Andreas Holm and Hartwig M. Kuenzel
Year:
2001
Bibliographic info:
Building Simulation, 7, 2001, Rio de Janeiro, Brazil, p. 949-956

In civil engineering there is an increasing demand for calculation methods to assess the moisture behaviour of building components. Current tasks, such as preserving historical buildings or restoring and insulating existing buildings are closely related to the moisture conditions in a building structure. In this context, questions regarding moisture behaviour and the related transport processes occurring under natural climatic conditions as well as the risks thus involved always occur. These questions can either be answered with the help of experiments or by numerical simulations. In view of the fact that experiments are often time-consuming and, in some cases, meteorologically both  problematic  and expensive, intensive work has  been  done  over  the past few years on the development of mathematical approaches and procedures to evaluate real thermal and moisture transfer processes. Until now the uncertainty of input data was explicitly left out of hygrothermal modeling. This was done because the understanding of the individual  physical  processes and their impact on the component assembly was the first priority. But the hygrothermal conditions within a construction and the building depends on a large number of factors such as outdoor and indoor climate and material properties. This may introduce significant uncertainities in the results.
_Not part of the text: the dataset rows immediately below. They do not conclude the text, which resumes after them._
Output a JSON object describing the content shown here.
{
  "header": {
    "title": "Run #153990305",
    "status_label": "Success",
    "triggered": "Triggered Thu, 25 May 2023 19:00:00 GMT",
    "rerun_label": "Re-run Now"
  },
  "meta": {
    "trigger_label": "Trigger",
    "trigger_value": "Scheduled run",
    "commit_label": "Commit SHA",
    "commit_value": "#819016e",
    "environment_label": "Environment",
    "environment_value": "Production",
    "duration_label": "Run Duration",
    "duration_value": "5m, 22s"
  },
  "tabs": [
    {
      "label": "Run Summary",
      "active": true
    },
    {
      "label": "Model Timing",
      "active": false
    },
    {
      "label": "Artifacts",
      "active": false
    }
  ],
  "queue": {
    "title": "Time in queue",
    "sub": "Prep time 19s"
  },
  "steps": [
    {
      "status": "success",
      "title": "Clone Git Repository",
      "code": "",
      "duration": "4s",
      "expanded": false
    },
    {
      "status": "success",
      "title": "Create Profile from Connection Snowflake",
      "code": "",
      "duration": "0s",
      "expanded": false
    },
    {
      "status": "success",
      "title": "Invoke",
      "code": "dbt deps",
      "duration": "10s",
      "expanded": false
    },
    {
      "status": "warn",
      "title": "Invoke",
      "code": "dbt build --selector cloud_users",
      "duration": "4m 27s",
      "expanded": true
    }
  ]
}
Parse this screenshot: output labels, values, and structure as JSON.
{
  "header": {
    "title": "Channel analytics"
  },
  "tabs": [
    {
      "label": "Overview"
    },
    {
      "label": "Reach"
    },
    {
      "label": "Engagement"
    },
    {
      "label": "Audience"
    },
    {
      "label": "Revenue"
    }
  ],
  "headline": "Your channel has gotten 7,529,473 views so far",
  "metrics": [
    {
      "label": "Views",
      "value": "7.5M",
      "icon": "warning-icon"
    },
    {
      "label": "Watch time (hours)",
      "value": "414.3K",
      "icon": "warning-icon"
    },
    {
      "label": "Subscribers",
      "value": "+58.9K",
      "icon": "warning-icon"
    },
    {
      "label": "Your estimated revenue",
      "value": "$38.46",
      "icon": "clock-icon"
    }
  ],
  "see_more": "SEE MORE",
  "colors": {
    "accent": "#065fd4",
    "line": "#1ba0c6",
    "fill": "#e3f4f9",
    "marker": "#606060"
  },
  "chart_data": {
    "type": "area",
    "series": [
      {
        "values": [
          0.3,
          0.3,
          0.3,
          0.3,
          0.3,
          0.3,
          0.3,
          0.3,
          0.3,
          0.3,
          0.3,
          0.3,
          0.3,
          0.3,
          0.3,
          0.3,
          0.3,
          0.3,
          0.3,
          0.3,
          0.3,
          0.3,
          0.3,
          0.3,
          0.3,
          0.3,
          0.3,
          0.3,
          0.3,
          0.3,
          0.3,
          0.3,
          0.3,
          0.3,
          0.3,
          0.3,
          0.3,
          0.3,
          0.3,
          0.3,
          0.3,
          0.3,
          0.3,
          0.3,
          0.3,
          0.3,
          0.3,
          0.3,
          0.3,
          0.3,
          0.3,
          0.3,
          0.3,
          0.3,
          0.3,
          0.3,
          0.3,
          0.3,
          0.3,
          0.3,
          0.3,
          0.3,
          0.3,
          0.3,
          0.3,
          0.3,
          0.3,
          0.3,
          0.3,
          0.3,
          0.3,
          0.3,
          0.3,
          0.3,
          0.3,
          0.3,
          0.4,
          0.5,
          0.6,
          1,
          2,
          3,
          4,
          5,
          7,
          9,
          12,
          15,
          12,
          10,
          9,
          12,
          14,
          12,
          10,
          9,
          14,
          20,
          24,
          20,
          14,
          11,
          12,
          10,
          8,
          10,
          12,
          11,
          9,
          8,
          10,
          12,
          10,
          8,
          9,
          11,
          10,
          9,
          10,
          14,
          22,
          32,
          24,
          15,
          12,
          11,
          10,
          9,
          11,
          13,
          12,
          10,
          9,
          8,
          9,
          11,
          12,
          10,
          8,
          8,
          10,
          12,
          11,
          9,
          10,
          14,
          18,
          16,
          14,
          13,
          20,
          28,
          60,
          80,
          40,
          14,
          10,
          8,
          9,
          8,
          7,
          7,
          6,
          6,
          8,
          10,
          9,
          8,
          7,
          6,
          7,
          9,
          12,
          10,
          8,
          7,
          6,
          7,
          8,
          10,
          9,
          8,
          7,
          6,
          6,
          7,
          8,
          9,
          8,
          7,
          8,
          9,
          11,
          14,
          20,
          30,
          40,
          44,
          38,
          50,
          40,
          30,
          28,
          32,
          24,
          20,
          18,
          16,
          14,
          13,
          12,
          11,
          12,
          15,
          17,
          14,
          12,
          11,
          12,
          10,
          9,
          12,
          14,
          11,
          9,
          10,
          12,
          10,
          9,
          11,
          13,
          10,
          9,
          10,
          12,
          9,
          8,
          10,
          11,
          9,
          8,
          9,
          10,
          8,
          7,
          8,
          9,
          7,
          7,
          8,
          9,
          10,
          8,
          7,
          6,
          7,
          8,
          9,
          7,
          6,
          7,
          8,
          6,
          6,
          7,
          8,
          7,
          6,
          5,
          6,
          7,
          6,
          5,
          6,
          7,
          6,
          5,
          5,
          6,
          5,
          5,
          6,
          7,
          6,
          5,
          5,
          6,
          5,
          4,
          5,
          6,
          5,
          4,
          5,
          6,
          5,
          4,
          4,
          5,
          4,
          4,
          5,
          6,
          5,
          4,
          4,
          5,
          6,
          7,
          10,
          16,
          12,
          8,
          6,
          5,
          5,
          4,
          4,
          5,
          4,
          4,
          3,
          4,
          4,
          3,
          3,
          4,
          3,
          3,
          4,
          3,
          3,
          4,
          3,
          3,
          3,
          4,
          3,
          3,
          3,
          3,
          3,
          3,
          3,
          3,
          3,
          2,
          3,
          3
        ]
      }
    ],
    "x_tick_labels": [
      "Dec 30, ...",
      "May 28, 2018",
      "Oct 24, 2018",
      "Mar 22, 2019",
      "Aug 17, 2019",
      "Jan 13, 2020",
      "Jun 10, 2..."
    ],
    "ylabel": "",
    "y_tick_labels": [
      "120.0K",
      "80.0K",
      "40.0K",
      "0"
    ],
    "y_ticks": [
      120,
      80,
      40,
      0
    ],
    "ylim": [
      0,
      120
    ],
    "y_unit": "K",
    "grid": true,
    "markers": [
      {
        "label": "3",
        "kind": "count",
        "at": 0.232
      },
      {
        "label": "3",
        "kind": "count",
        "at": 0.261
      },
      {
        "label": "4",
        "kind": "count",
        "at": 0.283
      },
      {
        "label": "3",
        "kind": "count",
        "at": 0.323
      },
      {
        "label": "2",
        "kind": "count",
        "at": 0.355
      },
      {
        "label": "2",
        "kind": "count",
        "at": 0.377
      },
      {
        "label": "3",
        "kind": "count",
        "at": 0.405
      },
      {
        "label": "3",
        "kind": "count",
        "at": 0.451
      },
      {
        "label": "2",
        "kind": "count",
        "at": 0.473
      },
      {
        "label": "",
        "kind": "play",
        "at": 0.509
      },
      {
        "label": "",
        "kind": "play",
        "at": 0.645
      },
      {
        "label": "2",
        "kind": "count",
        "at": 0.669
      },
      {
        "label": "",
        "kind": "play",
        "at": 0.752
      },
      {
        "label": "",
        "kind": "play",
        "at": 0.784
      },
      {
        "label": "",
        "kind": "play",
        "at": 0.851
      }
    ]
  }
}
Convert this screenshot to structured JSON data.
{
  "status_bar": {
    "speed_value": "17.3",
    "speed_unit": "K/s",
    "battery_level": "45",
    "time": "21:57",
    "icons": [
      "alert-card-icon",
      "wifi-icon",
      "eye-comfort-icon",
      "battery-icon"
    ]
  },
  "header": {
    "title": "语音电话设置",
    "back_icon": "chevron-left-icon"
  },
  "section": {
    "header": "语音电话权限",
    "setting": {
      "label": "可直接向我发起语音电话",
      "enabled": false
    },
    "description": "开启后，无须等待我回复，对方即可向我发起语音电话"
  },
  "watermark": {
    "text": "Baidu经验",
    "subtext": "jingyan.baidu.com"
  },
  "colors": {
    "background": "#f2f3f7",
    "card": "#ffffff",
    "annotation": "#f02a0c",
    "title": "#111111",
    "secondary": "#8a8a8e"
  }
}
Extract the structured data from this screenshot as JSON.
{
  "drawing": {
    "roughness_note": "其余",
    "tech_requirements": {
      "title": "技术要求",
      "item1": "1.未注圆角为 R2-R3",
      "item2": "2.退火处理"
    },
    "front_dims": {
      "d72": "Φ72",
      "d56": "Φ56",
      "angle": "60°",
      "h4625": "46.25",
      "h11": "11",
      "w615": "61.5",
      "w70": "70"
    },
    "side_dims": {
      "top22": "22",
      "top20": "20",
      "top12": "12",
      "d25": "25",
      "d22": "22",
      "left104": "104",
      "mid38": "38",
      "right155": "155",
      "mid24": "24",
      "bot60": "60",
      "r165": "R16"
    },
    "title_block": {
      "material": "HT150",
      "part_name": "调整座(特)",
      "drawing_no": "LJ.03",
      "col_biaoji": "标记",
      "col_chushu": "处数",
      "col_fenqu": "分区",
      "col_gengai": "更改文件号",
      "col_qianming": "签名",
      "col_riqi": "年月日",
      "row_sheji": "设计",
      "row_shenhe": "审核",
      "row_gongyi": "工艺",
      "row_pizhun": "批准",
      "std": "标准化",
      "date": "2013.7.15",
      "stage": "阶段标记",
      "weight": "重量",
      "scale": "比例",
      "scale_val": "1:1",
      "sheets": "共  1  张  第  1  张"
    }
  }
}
Today, an increasing demand exists to define more realistically processes which also include kind and dimension of the element of uncertainty. These influence on the results considered in this paper. The necessary input data for hygrothermal calculations are described with a specific uncertainty. This work is focused on uncertainty approaches for hygrothermal building simulations; With the help of the sensitivity analysis, one can study how  sensitive  the  solution  of  a problem based on the data confidence input and its reaction to a single parameter of uncertainty.